Applications Reported: This OX8 antibody has been reported for use in flow cytometric analysis.
Applications Tested: This OX8 antibody has been tested by flow cytometric analysis of rat splenocytes. This may be used at less than or equal to 1.0 µg per test. A test is defined as the amount (µg) of antibody that will stain a cell sample in a final volume of 100 µL. Cell number should be determined empirically but can range from 10^5 to 10^8 cells/test. It is recommended that the antibody be carefully titrated for optimal performance in the assay of interest.
Super Bright 600 is a tandem dye that can be excited with the violet laser line (405 nm) and emits at 600 nm. We recommend using a 610/20 bandpass filter. Please make sure that your instrument is capable of detecting this fluorochrome.
When using two or more Super Bright dye-conjugated antibodies in a staining panel, it is recommended to use Super Bright Complete Staining Buffer (Product # SB-4401) to minimize any non-specific polymer interactions. Please refer to the datasheet for Super Bright Staining Buffer for more information.
Light sensitivity: This tandem dye is sensitive to photo-induced oxidation. Please protect this vial and stained samples from light.
Fixation: Samples can be stored in IC Fixation Buffer (Product # 00-8222-49) (100 µL of cell sample + 100 µL of IC Fixation Buffer) or 1-step Fix/Lyse Solution (Product # 00-5333-57) for up to 3 days in the dark at 4°C with minimal impact on brightness and FRET efficiency/compensation. Some generalizations regarding fluorophore performance after fixation can be made, but clone specific performance should be determined empirically.
Excitation: 405 nm; Emission: 600 nm; Laser: Violet Laser
Super Bright Polymer Dyes are sold under license from Becton, Dickinson and Company.
Target Information
Cluster of differentiation 8 (CD8), a type I transmembrane glycoprotein of the immunoglobulin family of receptors, plays an integral role in signal transduction, and T cell differentiation and activation. CD8 is predominantly expressed on T cells as a disulfide-linked heterodimer of CD8alpha and CD8beta, where it functions as a co-receptor, along with T cell receptor (TCR), for major histocompatibilty complex class I (MHC-I) molecules; whereas its counterpart, CD4, acts as a co-receptor for MHC-II molecules.

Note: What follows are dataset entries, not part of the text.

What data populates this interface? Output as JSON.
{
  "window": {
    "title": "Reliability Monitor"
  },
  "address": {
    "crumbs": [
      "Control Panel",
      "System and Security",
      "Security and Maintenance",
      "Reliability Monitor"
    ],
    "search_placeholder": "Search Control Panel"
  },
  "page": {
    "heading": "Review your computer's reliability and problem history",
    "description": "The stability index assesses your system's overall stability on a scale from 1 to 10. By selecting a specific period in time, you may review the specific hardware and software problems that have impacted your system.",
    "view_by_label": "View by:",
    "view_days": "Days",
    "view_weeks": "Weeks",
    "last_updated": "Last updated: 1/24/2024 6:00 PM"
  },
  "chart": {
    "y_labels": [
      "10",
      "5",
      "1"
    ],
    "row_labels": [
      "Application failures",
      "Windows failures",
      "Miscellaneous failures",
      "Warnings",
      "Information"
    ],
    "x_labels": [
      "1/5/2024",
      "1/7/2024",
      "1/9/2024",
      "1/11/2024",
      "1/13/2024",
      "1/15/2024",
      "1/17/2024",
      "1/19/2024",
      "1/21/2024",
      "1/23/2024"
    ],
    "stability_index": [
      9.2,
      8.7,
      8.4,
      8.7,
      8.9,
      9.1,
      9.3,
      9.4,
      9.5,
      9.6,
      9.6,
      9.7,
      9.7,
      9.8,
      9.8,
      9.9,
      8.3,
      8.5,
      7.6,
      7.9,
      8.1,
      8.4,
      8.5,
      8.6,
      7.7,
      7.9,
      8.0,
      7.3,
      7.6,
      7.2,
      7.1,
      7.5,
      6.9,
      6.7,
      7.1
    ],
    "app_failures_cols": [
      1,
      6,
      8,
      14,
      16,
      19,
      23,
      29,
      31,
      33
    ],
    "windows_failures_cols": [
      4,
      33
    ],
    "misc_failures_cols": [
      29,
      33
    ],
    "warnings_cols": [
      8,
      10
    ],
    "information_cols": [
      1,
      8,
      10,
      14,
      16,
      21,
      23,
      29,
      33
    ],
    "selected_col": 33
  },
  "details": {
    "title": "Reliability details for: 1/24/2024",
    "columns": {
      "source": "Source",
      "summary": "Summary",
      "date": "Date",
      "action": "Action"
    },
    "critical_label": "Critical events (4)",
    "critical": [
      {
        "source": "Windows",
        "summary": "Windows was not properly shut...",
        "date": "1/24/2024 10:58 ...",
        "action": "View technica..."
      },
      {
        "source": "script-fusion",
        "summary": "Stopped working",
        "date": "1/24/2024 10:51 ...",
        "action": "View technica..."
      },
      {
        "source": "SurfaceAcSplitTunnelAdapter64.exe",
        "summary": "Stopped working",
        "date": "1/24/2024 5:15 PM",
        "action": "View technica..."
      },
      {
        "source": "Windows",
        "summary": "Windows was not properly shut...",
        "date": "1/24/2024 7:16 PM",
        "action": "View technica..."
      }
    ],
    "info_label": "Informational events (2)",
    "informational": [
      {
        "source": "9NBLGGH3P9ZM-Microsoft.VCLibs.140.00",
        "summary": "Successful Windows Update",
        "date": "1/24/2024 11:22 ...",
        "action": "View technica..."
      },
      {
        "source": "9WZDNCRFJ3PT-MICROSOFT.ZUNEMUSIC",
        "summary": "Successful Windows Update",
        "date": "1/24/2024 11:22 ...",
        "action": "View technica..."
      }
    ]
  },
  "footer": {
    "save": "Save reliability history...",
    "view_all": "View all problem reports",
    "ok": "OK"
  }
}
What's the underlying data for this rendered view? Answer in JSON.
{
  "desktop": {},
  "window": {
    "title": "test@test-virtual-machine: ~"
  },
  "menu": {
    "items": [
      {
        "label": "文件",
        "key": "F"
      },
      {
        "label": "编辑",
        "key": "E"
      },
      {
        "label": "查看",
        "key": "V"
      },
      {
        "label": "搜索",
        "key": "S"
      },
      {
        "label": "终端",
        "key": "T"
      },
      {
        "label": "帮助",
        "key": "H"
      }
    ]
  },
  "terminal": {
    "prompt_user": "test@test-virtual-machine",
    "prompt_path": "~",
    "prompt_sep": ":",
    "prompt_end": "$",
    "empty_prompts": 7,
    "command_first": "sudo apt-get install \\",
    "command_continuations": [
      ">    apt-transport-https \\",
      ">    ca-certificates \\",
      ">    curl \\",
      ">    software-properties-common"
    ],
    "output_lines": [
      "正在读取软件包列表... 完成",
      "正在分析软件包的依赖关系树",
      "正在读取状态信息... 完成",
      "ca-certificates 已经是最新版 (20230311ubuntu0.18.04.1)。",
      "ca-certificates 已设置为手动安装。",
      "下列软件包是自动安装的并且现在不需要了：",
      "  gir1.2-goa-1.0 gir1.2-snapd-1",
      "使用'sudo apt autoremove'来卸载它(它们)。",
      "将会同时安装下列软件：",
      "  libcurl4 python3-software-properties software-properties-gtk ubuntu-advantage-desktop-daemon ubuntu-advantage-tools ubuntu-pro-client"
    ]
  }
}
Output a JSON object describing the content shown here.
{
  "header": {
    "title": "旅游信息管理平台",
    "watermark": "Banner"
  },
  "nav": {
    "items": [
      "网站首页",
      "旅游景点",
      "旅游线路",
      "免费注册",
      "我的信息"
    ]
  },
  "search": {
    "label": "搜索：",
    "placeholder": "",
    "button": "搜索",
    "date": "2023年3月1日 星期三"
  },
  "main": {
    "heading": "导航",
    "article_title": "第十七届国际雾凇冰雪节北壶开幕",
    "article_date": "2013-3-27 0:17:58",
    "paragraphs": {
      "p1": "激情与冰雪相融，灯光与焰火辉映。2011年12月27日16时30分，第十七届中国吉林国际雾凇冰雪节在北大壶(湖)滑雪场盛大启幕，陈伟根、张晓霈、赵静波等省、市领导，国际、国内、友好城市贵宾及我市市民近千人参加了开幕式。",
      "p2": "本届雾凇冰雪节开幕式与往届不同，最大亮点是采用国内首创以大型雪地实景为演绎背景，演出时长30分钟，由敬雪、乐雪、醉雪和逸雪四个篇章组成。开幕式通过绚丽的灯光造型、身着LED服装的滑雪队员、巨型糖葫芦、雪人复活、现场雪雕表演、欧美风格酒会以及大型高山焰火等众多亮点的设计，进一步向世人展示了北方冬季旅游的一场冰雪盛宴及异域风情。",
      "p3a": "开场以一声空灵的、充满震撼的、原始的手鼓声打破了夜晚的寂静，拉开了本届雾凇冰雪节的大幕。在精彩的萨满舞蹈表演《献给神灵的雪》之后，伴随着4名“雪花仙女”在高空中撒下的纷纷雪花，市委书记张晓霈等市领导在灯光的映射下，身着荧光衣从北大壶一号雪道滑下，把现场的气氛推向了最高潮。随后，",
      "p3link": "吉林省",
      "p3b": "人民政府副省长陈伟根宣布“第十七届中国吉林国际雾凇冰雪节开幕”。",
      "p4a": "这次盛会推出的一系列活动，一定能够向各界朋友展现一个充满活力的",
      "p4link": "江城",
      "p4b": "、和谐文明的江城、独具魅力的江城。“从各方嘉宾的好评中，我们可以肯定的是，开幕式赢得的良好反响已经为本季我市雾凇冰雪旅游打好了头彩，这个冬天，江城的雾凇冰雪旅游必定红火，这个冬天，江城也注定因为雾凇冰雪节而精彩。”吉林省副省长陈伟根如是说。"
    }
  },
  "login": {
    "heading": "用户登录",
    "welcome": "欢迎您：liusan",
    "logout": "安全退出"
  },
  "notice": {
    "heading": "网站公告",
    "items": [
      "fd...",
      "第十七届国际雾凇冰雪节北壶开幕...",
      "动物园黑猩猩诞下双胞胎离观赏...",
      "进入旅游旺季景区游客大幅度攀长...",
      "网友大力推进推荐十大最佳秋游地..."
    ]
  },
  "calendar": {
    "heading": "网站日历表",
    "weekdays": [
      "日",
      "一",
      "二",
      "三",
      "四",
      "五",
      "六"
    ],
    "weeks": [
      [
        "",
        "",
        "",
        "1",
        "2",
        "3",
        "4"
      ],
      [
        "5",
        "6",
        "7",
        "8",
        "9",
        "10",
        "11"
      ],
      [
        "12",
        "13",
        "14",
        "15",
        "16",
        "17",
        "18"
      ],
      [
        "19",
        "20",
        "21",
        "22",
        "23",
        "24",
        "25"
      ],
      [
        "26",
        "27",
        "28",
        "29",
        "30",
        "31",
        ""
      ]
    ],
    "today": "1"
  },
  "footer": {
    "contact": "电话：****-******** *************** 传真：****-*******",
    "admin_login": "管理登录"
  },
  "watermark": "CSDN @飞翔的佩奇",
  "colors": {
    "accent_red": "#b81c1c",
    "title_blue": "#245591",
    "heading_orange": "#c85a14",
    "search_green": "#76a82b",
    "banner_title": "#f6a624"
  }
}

CD8 exists on the cell surface, where the CD8alpha chain is essential for binding to MHC-I. CD8 is also expressed on a subset of T cells, NK cells, monocytes and dendritic cells as disulfide-linked homodimers of CD8alpha. Ligation of MHC-I/peptide complexes presented by antigen-presenting cells (APCs), triggers the recruitment of lymphocyte-specific protein tyrosine kinase (Lck), which leads to lymphokine production, motility and cytotoxic T lymphocyte (CTL) activation. Once activated, CTLs play a crucial role in the clearance of pathogens and tumor cells. Differentiation of naive CD8+ T cells into CTLs is strongly enhanced by IL-2, IL-12 and TGF-beta1.
For Research Use Only. Not for use in diagnostic procedures. Not for resale without express authorization.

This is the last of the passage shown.